Castel Bolognese. Tentata estorsione con metodo mafioso allo zio. Chiesta la condanna a 8 anni

Ravenna

Un cambio di ruolo clamoroso. Da testimone chiave di un processo per tentato omicidio e tentata estorsione con l’aggravante del metodo mafioso, a complice degli altri tre imputati. Nei confronti di Antonino Timpanaro, 50 anni, presunto componente del sodalizio criminale rappresentato secondo l’accusa da Salvatore Randone, Antonino Nicotra e Antonino Rivilli, la procura distrettuale antimafia ha chiesto la condanna a 8 anni. Per il pm della Dda Francesco Caleca, anche lui partecipò all’intimidazione avvenuta ormai 18 anni fa ai danni di Salvatore Arena, suo zio, ma non ci sono prove per dimostrare che prese parte alla successiva rappresaglia che due anni dopo vide l’imprenditore siciliano residente a Castel Bolognese vittima di un agguato colpi di pistola, al quale scampò per miracolo. Queste le conclusioni dell’accusa presentate al collegio penale presieduto dal giudice Cecilia Calandra (a latere magistrati Piervittorio Farinella e Cristiano Coiro), calcolando la riduzione della pena di un terzo dovuta al rito abbreviato.

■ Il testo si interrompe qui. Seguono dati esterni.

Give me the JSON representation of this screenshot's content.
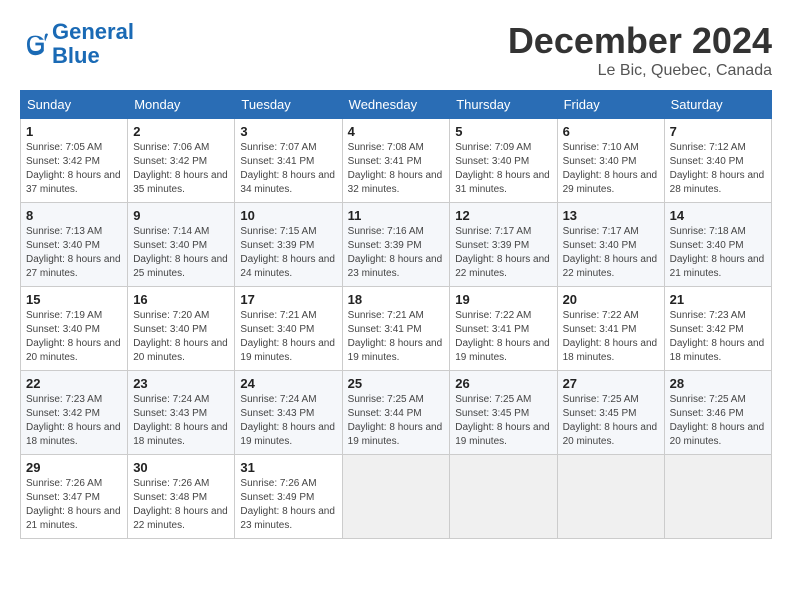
{
  "header": {
    "logo_general": "General",
    "logo_blue": "Blue",
    "title": "December 2024",
    "subtitle": "Le Bic, Quebec, Canada"
  },
  "days_of_week": [
    "Sunday",
    "Monday",
    "Tuesday",
    "Wednesday",
    "Thursday",
    "Friday",
    "Saturday"
  ],
  "weeks": [
    [
      {
        "day": "1",
        "sunrise": "Sunrise: 7:05 AM",
        "sunset": "Sunset: 3:42 PM",
        "daylight": "Daylight: 8 hours and 37 minutes."
      },
      {
        "day": "2",
        "sunrise": "Sunrise: 7:06 AM",
        "sunset": "Sunset: 3:42 PM",
        "daylight": "Daylight: 8 hours and 35 minutes."
      },
      {
        "day": "3",
        "sunrise": "Sunrise: 7:07 AM",
        "sunset": "Sunset: 3:41 PM",
        "daylight": "Daylight: 8 hours and 34 minutes."
      },
      {
        "day": "4",
        "sunrise": "Sunrise: 7:08 AM",
        "sunset": "Sunset: 3:41 PM",
        "daylight": "Daylight: 8 hours and 32 minutes."
      },
      {
        "day": "5",
        "sunrise": "Sunrise: 7:09 AM",
        "sunset": "Sunset: 3:40 PM",
        "daylight": "Daylight: 8 hours and 31 minutes."
      },
      {
        "day": "6",
        "sunrise": "Sunrise: 7:10 AM",
        "sunset": "Sunset: 3:40 PM",
        "daylight": "Daylight: 8 hours and 29 minutes."
      },
      {
        "day": "7",
        "sunrise": "Sunrise: 7:12 AM",
        "sunset": "Sunset: 3:40 PM",
        "daylight": "Daylight: 8 hours and 28 minutes."
      }
    ],
    [
      {
        "day": "8",
        "sunrise": "Sunrise: 7:13 AM",
        "sunset": "Sunset: 3:40 PM",
        "daylight": "Daylight: 8 hours and 27 minutes."
      },
      {
        "day": "9",
        "sunrise": "Sunrise: 7:14 AM",
        "sunset": "Sunset: 3:40 PM",
        "daylight": "Daylight: 8 hours and 25 minutes."
      },
      {
        "day": "10",
        "sunrise": "Sunrise: 7:15 AM",
        "sunset": "Sunset: 3:39 PM",
        "daylight": "Daylight: 8 hours and 24 minutes."
      },
      {
        "day": "11",
        "sunrise": "Sunrise: 7:16 AM",
        "sunset": "Sunset: 3:39 PM",
        "daylight": "Daylight: 8 hours and 23 minutes."
      },
      {
        "day": "12",
        "sunrise": "Sunrise: 7:17 AM",
        "sunset": "Sunset: 3:39 PM",
        "daylight": "Daylight: 8 hours and 22 minutes."
      },
      {
        "day": "13",
        "sunrise": "Sunrise: 7:17 AM",
        "sunset": "Sunset: 3:40 PM",
        "daylight": "Daylight: 8 hours and 22 minutes."
      },
      {
        "day": "14",
        "sunrise": "Sunrise: 7:18 AM",
        "sunset": "Sunset: 3:40 PM",
        "daylight": "Daylight: 8 hours and 21 minutes."
      }
    ],
    [
      {
        "day": "15",
        "sunrise": "Sunrise: 7:19 AM",
        "sunset": "Sunset: 3:40 PM",
        "daylight": "Daylight: 8 hours and 20 minutes."
      },
      {
        "day": "16",
        "sunrise": "Sunrise: 7:20 AM",
        "sunset": "Sunset: 3:40 PM",
        "daylight": "Daylight: 8 hours and 20 minutes."
      },
      {
        "day": "17",
        "sunrise": "Sunrise: 7:21 AM",
        "sunset": "Sunset: 3:40 PM",
        "daylight": "Daylight: 8 hours and 19 minutes."
      },
      {
        "day": "18",
        "sunrise": "Sunrise: 7:21 AM",
        "sunset": "Sunset: 3:41 PM",
        "daylight": "Daylight: 8 hours and 19 minutes."
      },
      {
        "day": "19",
        "sunrise": "Sunrise: 7:22 AM",
        "sunset": "Sunset: 3:41 PM",
        "daylight": "Daylight: 8 hours and 19 minutes."
      },
      {
        "day": "20",
        "sunrise": "Sunrise: 7:22 AM",
        "sunset": "Sunset: 3:41 PM",
        "daylight": "Daylight: 8 hours and 18 minutes."
      },
      {
        "day": "21",
        "sunrise": "Sunrise: 7:23 AM",
        "sunset": "Sunset: 3:42 PM",
        "daylight": "Daylight: 8 hours and 18 minutes."
      }
    ],
    [
      {
        "day": "22",
        "sunrise": "Sunrise: 7:23 AM",
        "sunset": "Sunset: 3:42 PM",
        "daylight": "Daylight: 8 hours and 18 minutes."
      },
      {
        "day": "23",
        "sunrise": "Sunrise: 7:24 AM",
        "sunset": "Sunset: 3:43 PM",
        "daylight": "Daylight: 8 hours and 18 minutes."
      },
      {
        "day": "24",
        "sunrise": "Sunrise: 7:24 AM",
        "sunset": "Sunset: 3:43 PM",
        "daylight": "Daylight: 8 hours and 19 minutes."
      },
      {
        "day": "25",
        "sunrise": "Sunrise: 7:25 AM",
        "sunset": "Sunset: 3:44 PM",
        "daylight": "Daylight: 8 hours and 19 minutes."
      },
      {
        "day": "26",
        "sunrise": "Sunrise: 7:25 AM",
        "sunset": "Sunset: 3:45 PM",
        "daylight": "Daylight: 8 hours and 19 minutes."
      },
      {
        "day": "27",
        "sunrise": "Sunrise: 7:25 AM",
        "sunset": "Sunset: 3:45 PM",
        "daylight": "Daylight: 8 hours and 20 minutes."
      },
      {
        "day": "28",
        "sunrise": "Sunrise: 7:25 AM",
        "sunset": "Sunset: 3:46 PM",
        "daylight": "Daylight: 8 hours and 20 minutes."
      }
    ],
    [
      {
        "day": "29",
        "sunrise": "Sunrise: 7:26 AM",
        "sunset": "Sunset: 3:47 PM",
        "daylight": "Daylight: 8 hours and 21 minutes."
      },
      {
        "day": "30",
        "sunrise": "Sunrise: 7:26 AM",
        "sunset": "Sunset: 3:48 PM",
        "daylight": "Daylight: 8 hours and 22 minutes."
      },
      {
        "day": "31",
        "sunrise": "Sunrise: 7:26 AM",
        "sunset": "Sunset: 3:49 PM",
        "daylight": "Daylight: 8 hours and 23 minutes."
      },
      null,
      null,
      null,
      null
    ]
  ]
}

Timpanaro, nipote della vittima, era presente all’incontro a Piano Tavola, in provincia di Catania nel 2007, anzi lo organizzò lui. In quell’occasione, a un fratello di Arena furono rivolte intimidazioni affinché quest’ultimo rinunciasse a un appalto a Imola, lasciando margine d’azione all’impresa concorrente di Randone, per il quale Timpanaro lavorava. La conversazione fu registrata dal fratello di Arena ed è divenuta una delle principali prove che hanno portato alla condanna a 20 anni degli altri tre imputati, lo stesso Randone, Nicotra e Rivilli. Pena non ancora definitiva, considerato che la Cassazione, pur confermando l’estorsione, ha annullato i capi relativi al tentato omicidio e all’aggravante del metodo mafioso, rinviando la decisione a un nuovo giudizio davanti alla Corte d’appello di Bologna. L’episodio rimesso in discussione è quello del luglio del 2009. Erano trascorsi due anni dalla riunione in Sicilia. Quella mattina Arena, uscito in strada per gettare la spazzatura, fu raggiunto da una raffica di colpi di pistola che lo colpirono a un braccio e a una gamba, lasciandogli però le forze per rialzarsi e scappare. E’ stata proprio la vittima stessa, già avviato il processo nei confronti dei tre principali imputati, a muovere nuove accuse, questa volta nei confronti del nipote. E ora è parte civile con l’avvocato Nicola Montefiori.

Di «giustizia a porte scorrevoli» parla la difesa dell’imputato, assistito dagli avvocati Lorenzo Valgimigli e Alice Rondinini. Nel corso dell’arringa i legali hanno riepilogato la posizione di Timpanaro, ritenuto un soggetto “tra incudine e martello”, che non poteva rifiutarsi di organizzare l’incontro come chiesto da Randone, suo datore di lavoro, e lo fece nell’ottica di proteggere lo zio. Durante la riunione - continuano i legali - intervenne un paio di volte e non vi sarebbe prova che conoscesse gli altri eccetto il proprio titolare. In definitiva, secondo i difensori, non ci sarebbero elementi di prova nuovi tali da cambiare una valutazione portata avanti per anni, ritenendo Timpanaro esattamente il contrario di quanto è ora, cioè un teste chiave.